Elle a ensuite estimé que les blocages tenaient certes aux modes d'organisation de la vie sociale et professionnelle, mais également aux propres modes de représentation des femmes par elles-mêmes, car elles éprouvaient certaines difficultés à s'imaginer à des postes de responsabilité politique. A ce propos, elle a appelé de ses voeux une réflexion sur la féminisation des titres utilisés pour désigner ces postes.

En réponse, Mme Hélène Gisserot a qualifié de " gadget " la féminisation des titres. Elle a jugé préférable de faire confiance à l'évolution naturelle de la langue et a rappelé que l'Académie française, consultée par Mme Yvette Roudy, avait considéré qu'il existait un " genre non marqué ". Elle a craint que la création de mots nouveaux se révèle en pratique plus préjudiciable que profitable aux femmes.

Après avoir confirmé que la logique des quotas était totalement étrangère à celle sous­tendant le souhait de représentation arithmétique des minorités, Mme Hélène Gisserot a estimé qu'on ne pouvait cependant réfléchir aux problèmes de la société avec seulement 50 % de la population.

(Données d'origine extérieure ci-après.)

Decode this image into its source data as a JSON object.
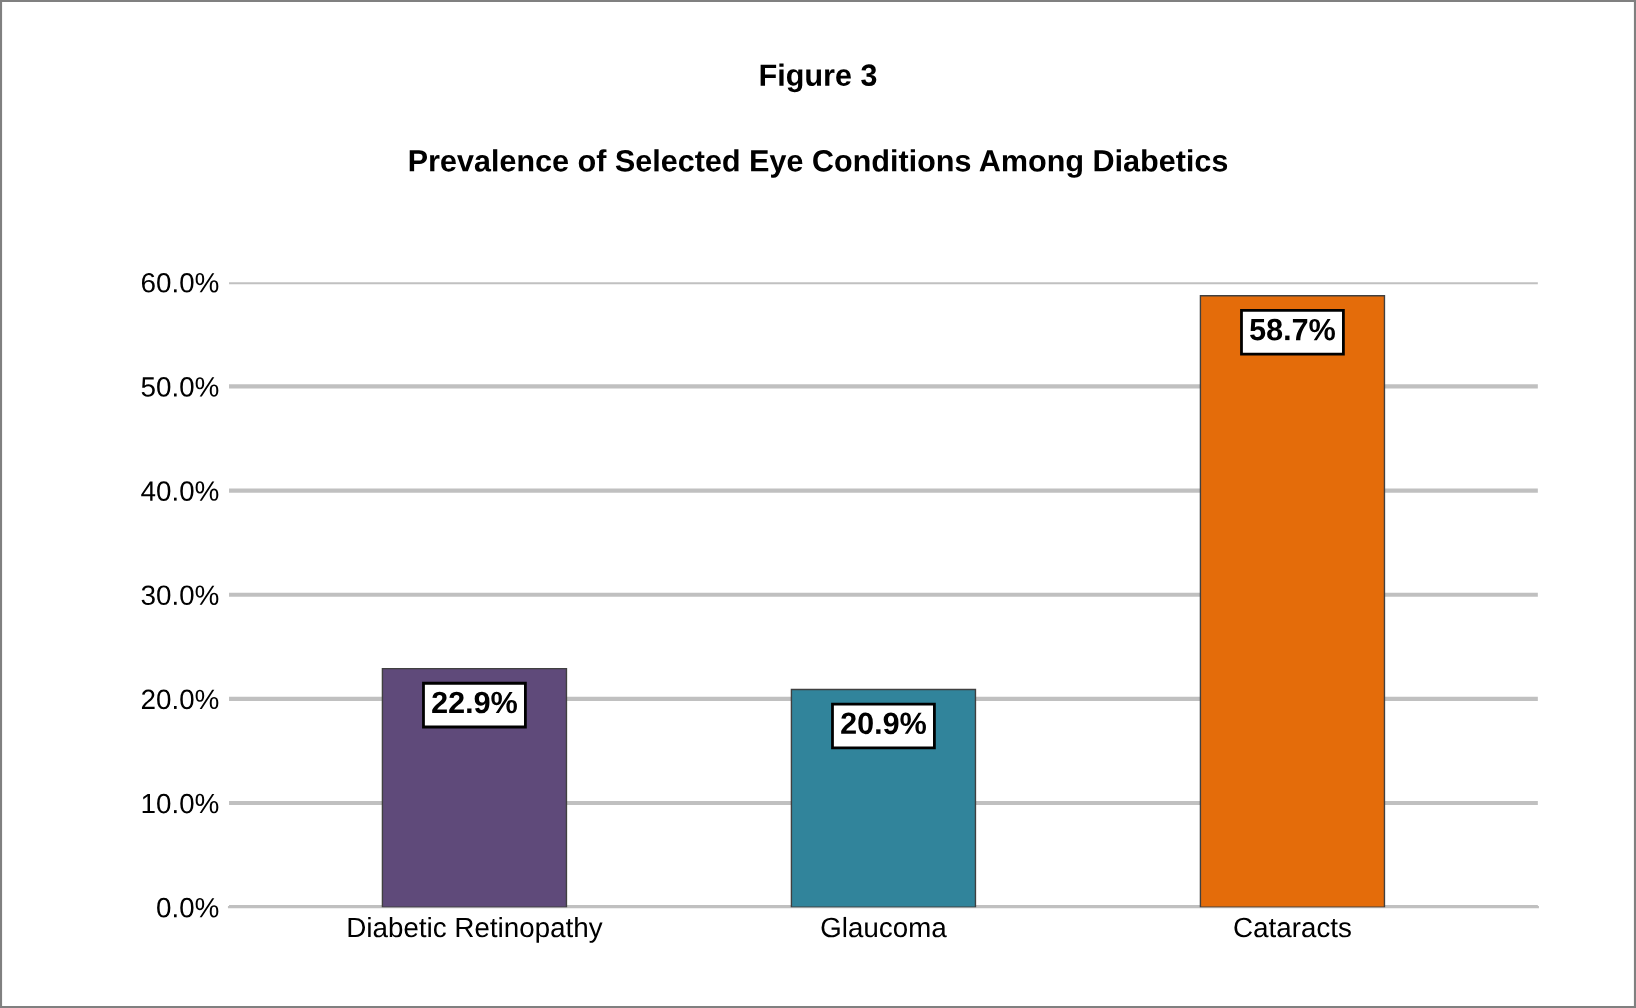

Dans ces conditions, et en invoquant non l'identité des sexes mais leur égalité, elle a souligné l'importance de la notion de partenariat. Elle s'est félicitée que la France ait obtenu l'inscription de cette notion à l'occasion de la conférence de Pékin, alors que les pays scandinaves y étaient défavorables, et a souhaité que la société puisse s'enrichir des différences entre sexes, plutôt que de risquer un affrontement en ce domaine.

Elle a jugé que le système des quotas pouvait au moins servir de déclencheur pour un temps limité, puisque les mécanismes naturels ne suffisaient pas.

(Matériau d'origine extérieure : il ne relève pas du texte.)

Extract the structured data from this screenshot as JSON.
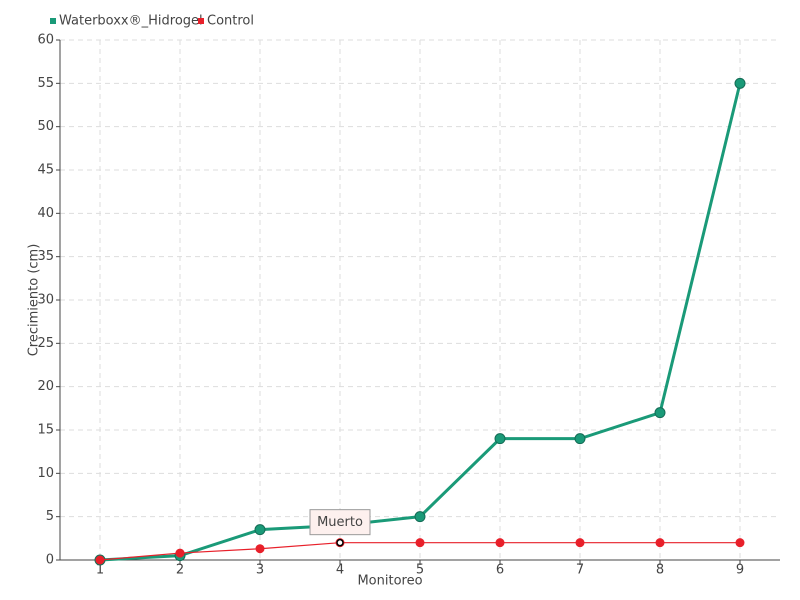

Evoquant ensuite les aspirations exprimées tant par les hommes que par les femmes, Mme Hélène Gisserot a fait référence à un sondage effectué auprès de jeunes adultes, montrant que ces aspirations portaient sur des problèmes de société, les femmes y étant simplement plus sensibles.

Mme Hélène Gisserot a considéré que l'insuffisance d'une " masse critique" de femmes contraignait celles-ci à se calquer sur le modèle masculin, ce qui nuisait aux vocations féminines. Elle a conclu que seule une participation croissante des femmes aux instances de décision permettrait de faire évoluer ce modèle.